3 Maret 2012
Tidak ada firasat yang tersirat. Bahwa aku dan kamu bisa bertemu dan saling menatap dengan erat. Napas kita juga jadi terasa berat. Dan cinta kita semakin kuat. Karena kita menyatukan dua semangat. Aku masih ingat. Seperti apa kita menghabiskan malam yang pekat.
Kala itu tepat pukul delapan malam, perut kita sama-sama menjerit. Kita sama-sama lapar. Dan itu juga yang membuat kita jadi gusar. Akhirnya, kita memilih menu ayam bakar. Sepiring nasi hangat juga ikut membasmi lapar.

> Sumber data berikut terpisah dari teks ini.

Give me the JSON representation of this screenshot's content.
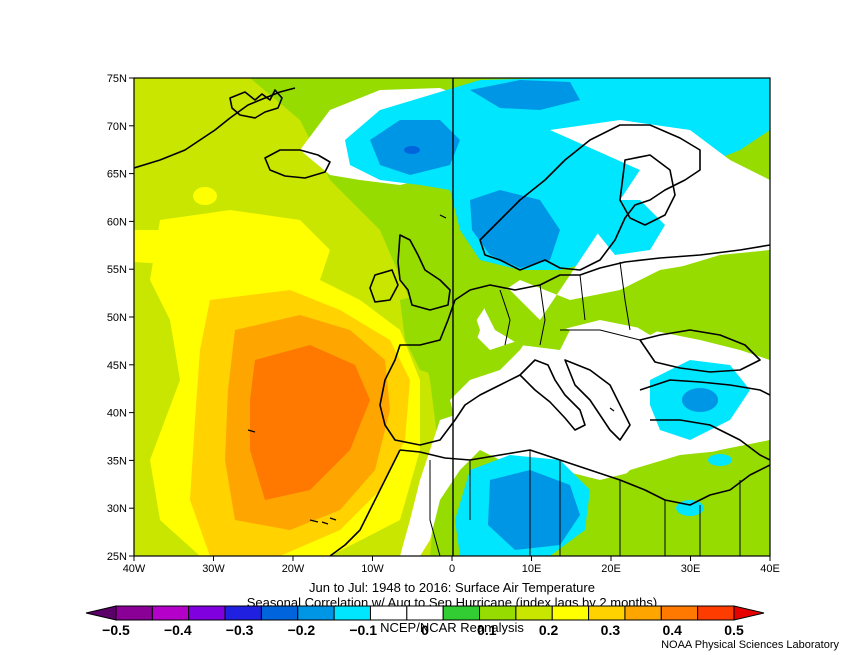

Kita menyantap ayam bakar sambil berkelakar. Malam semakin beranjak, dan kita pura-pura tidak sadar. Kita malah saling berandar Menatap bulan yang sedang berbinar.
Aku mencintaimu!
Itu kata-kata yang kau ucapkan sebelum ayam bakar di piringku tandas. Senyumku pun terulas. Pada saat itu, aku tidak memikirkan bahwa itu hanya bias. Sebab, aku menganggap itu semua sesuatu yang jelas. Aku puas. Tidak ada rasa cemas. Hanya rasa gemas yang hadir ketika melirik bibirmu yang dipulas malam, manis. Semanis olesan madu yang melekat pada daging ayam yang kita pesan. Semuanya membuatku terkesan. Banyak pesan yang sudah tersampaikan. Pesan kebaikan dan kelukaan.
Aku tidak pernah berpikir sekali saja untuk membuatmu alfa dalam perputaran pikiranku. Kau selalu ada di sela-sela cara berpikirku. Ya, kau memang begitu. Tidak mau membiarkanku melepaskanmu. Tapi...
Kau sendiri yang diam-diam melepaskanku seperti aku yang diam-diam melepaskan daging ayam bakar dari tulangnya.
Kenangan tentangmu terkadang menyamai perputaran bumi pada matahari. Sudah kuabaikan, tapi kembali dan tetap mengitari.